Литмир - Электронная Библиотека
A
A

Потом ты привык есть салат в одиночку; принял к сведению, что я не люблю его, как то, что не люблю хмельное и все ем с хлебом, как крестьяне. Ты радовался, даже когда обнаруживал у меня брезгливость или пристрастие к чему-то: ведь я никогда не высказывала никаких желаний. «Аллергия», - сказал ты, когда я оттолкнула тарелку с салатом. Нежно-зеленые листья его размокли, распустили веселые складки; у меня комок стоял в горле, а ты обмакивал хлеб в подливку паприкаша и потом вычерпал ложкой острую смесь масла и уксуса, скопившуюся под салатом. Я смотрела на тебя. Смотрела и думала об Ангеле, о первом обеде, который она сварила тебе, когда вы еще были молодоженами; ты писал ей оды, вы были счастливы в вашу первую весну.

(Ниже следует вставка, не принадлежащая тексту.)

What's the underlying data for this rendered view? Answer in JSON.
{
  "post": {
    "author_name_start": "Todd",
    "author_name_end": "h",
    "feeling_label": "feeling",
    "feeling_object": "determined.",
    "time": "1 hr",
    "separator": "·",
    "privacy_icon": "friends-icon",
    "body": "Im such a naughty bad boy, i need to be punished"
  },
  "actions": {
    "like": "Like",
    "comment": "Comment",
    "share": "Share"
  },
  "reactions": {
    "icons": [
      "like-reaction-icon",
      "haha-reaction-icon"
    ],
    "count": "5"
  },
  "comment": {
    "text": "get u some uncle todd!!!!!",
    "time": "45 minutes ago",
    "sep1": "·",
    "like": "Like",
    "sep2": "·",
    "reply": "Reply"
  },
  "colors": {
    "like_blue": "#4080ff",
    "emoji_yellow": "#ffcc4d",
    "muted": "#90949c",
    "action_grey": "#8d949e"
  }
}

И еще я думала о журнале, о том, что теперь в нем вечно, даже когда нас не станет, будет красоваться и благоухать стол, некогда накрытый Ангелой, и мгновенным холодком полыхнуло в груди прикосновение к страшной, бессмертной силе поэзии.

Садовник что-то бормочет монотонно: то ли заклинания, как старухи в деревне, когда сажают дерево, то ли молитву. Работает и бормочет, бормочет.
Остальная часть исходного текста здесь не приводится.